Daniel Redux

Daniel Redux
Illustration by Gordon Allen
By Tom Huggler

Several readers have wondered if my son Daniel ever bagged his first gamebird with the gun I used as a kid more than 60 years ago. I wrote about Daniel, now 14, and the Stevens 20-gauge in September/October 2017 and mentioned how the gun had initiated other youngsters—another son, a nephew and two grand-nephews—to the joys of upland hunting. With Daniel having aced the hunter safety course, has he kept alive the family tradition?

Well, yes . . . and, no. First, let me tell you about the magic in that little single-shot smoothbore.

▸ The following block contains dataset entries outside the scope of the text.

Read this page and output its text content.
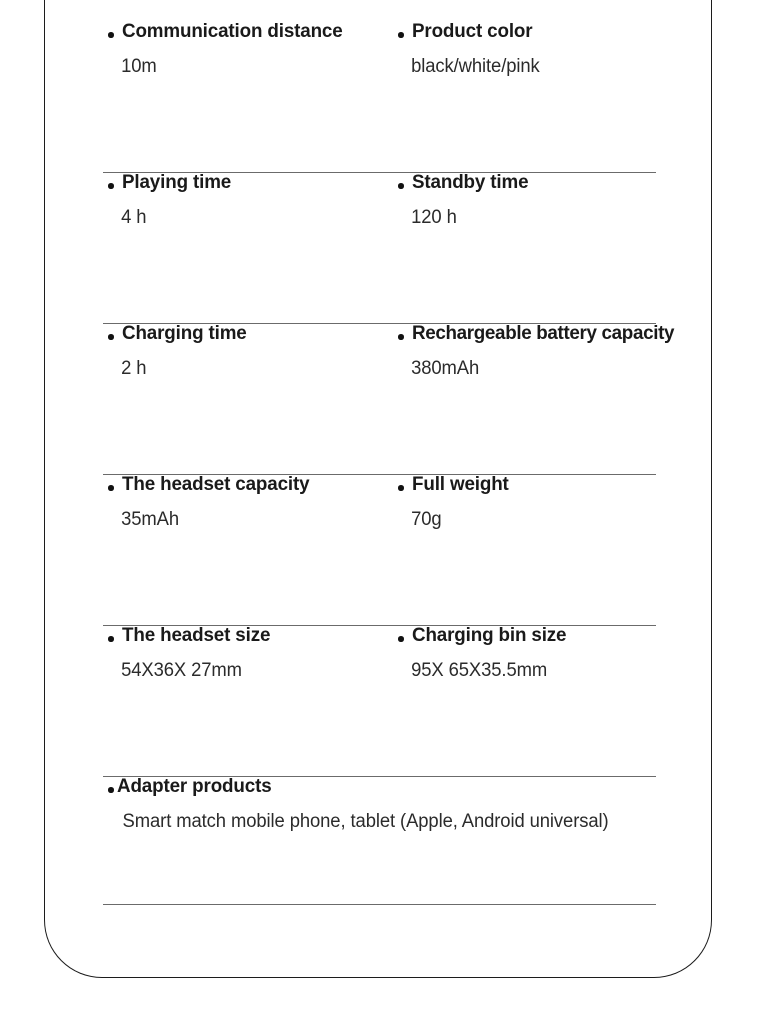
Communication distance
10m
Product color
black/white/pink
Playing time
4 h
Standby time
120 h
Charging time
2 h
Rechargeable battery capacity
380mAh
The headset capacity
35mAh
Full weight
70g
The headset size
54X36X 27mm
Charging bin size
95X 65X35.5mm
Adapter products
Smart match mobile phone, tablet (Apple, Android universal)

On a Sunday morning in September during Michigan’s special youth deer hunt, Daniel loaded the Stevens with a slug and we sat back-to-back watching a deer trail on our wooded property. Daniel was hoping to tag one of the fat neighborhood does we had been seeing all summer. Imagine the boy’s surprise when a buck came toward him on the trail. At 30 yards the buck slipped behind a tree, giving Daniel time to bring the gun to his knee and steady his aim. When the five-pointer stuck out his head and neck, Daniel made a perfect killing shot—and celebrated his 12th birthday a week early.

Daniel’s skill with the Stevens reminded me of the day more than 40 years earlier when his half-brother (also 12 at the time) used the gun to kill a drake green-winged teal after I had missed it three times with a new 12-gauge autoloader. I’ll never forget the humility or the happiness of being outgunned by my own kid.

But back to Daniel . . . . In the fall of 2017 I took him hunting for wild pheasants. We tramped the fields for hours, but another hunter in our group killed the only ringneck that flushed close enough for Daniel to shoot. Then on a youth hunt for preserve pheasants, Daniel held his fire while birds flew beyond range. Besides showing courtesy to the other kids, his hesitation likely was due to the “safety first” mantra drummed into him during class.

So Daniel has yet to shoot a bird on the wing. During a recent preserve hunt involving just the two of us, he asked if he could ground-sluice a chukar. Because my setter was off in another direction, I said, “OK. Do it once—like I did—and get it out of your system.”

But when it comes to wingshooting, Daniel has yet to beat the old man. Want to bet he will?